THE NEW ZEALAND LISTENER OPENING NIGHT - AUCKLAND WRITERS & READERS WEEK
What a line up ! One of the greatest of living writers in the English language, the very private J.M.Coetzee, left, (double Booker Prize winner, Nobel Prize winner), along with current worldwide favourite Junot Diaz, (Pulitzer Prize), Sarah Hall, (Commonwealth Prize), along with New Zealand favourite , the much awarded Witi Ihimaera. And of course chaired by the queen of the airwaves, Kim Hill.
Each author read from their work and was then quizzed by Hill, except for Coetzee who famously does not give interviews of any king, he only reads. Hill is our undisputed premier interviewer with her Saturday Morning show on Radio New Zealand having a huge following.
It was somewhat curious then to find her rather lose the plot last evening. The show was scheduled to last one hour fifteen minutes but Hill seemed to get bogged down with the first author, Sarah Hall. After Hall's quite long reading Hill put a long series of questions to her, the answers to which were interesting but half an hour into the event and we were still listening to the first author and still had to hear from the other three which led to the audience became decidedly restless and in the end several punters called out to remind the Chair that there were others we also wanted to hear from.
Witi Ihimaera was up next and delighted us, (understatement, he stole the show actually), with readings about his clearly much-loved Dad, Tom Smiler. Then came Junot Diaz who read a very funny piece from his sensational The Brief Wondrous Life of Oscar Wao. And finally the master himself who entertained us with a superb piece of reading from Diary of a Bad Year and left us wanting more. Much more. I'm off to buy the book.
It was a great night, the ASB Theatre was bulging at the seams, and we went home with smiles on our faces.
7 comments:
Yeah what the hell was that all about. I reckon Sarah Hall had just over half the total time available which was a great shame considering who the other three were.
Kim Hill of all people, she is used to timing and the need to pay attention to it being a radio veteran.
It was almost like she thought she was chairing a session called An Hour With Sarah Hall. It was of course a superb interview but entirely out of order.
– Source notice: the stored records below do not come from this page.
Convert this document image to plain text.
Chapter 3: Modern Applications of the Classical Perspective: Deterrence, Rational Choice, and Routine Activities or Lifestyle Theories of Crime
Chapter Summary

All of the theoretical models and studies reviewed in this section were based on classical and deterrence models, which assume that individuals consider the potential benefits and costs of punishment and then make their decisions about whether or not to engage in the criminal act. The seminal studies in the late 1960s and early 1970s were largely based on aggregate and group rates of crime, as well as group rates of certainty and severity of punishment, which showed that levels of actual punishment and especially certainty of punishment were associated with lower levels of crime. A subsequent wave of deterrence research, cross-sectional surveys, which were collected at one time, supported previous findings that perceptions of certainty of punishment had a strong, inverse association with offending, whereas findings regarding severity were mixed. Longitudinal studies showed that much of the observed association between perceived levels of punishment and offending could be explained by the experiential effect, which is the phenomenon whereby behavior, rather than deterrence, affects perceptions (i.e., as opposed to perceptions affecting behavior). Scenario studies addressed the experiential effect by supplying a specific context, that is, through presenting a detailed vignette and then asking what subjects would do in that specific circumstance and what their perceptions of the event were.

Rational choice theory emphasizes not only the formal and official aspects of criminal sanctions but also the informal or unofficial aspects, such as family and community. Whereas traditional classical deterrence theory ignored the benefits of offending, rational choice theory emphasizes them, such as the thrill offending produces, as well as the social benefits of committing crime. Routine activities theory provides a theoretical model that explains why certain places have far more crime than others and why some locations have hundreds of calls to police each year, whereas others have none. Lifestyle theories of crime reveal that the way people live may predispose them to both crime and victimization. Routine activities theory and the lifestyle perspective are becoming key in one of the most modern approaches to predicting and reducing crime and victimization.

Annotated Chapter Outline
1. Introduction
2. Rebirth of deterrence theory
The Festival people should get John Campbell to do it next time.That will save an air fare too!
Bring writers from all over NZ and all over the world by all means, we want that, but do we really need to import chairpersons? Surely there are plenty of people well qualified to chair sessions at these Festivals without flying them in from other parts of Aotearoa?
Hey come on, let's losen up a bit here. 30 mins of ANYONE with Kim Hill has more quirk and IQ than 4 hours from anyone else. How do we "know" she lost the plot? Is there a strict rule that each author gets 15 mins each? Surely the Auckland population can cope with a little Hill-idiosyncrasy? The AkW&RFest audiences go on like such a bunch of prefects about Hill's stage work I'm surprised she keeps accepting gigs with it.
There is an *understood* rule -by all participants - that your reading time is 'number of readers divided by time" with an equivalent time for intros & audience questions. Kim Hill knows this. Sarah Hall apparently doesnt - and by this time in her professional appearance career, she bloody well should-
I don't think it was Sarah's fault in any way: her reading wasn't over-long, and a chair could simply compensate for the extra minutes spent reading by asking fewer questions. Instead, Sarah was asked far too many questions - so many that we had only 35 minutes left with three readers still to come.
The "Auckland population" referred to in one of the comments can certainly cope with the idiosyncratic, but by the time Junot Diaz got up to read, there were just 16 minutes left on the clock (as he made a point of noting aloud); in that time, both he and Coetzee had to read and Diaz had to answer questions.
I thought Kim Hill's endless questioning of Sarah Hall (which I did actually enjoy) was especially odd because in her opening remarks she said, 'now we've only got an hour so we're going to have to be brisk', or words to that effect . . . If she didn't lose the plot she certainly lost track of time -- and it was only the more noticeable after her earlier comment.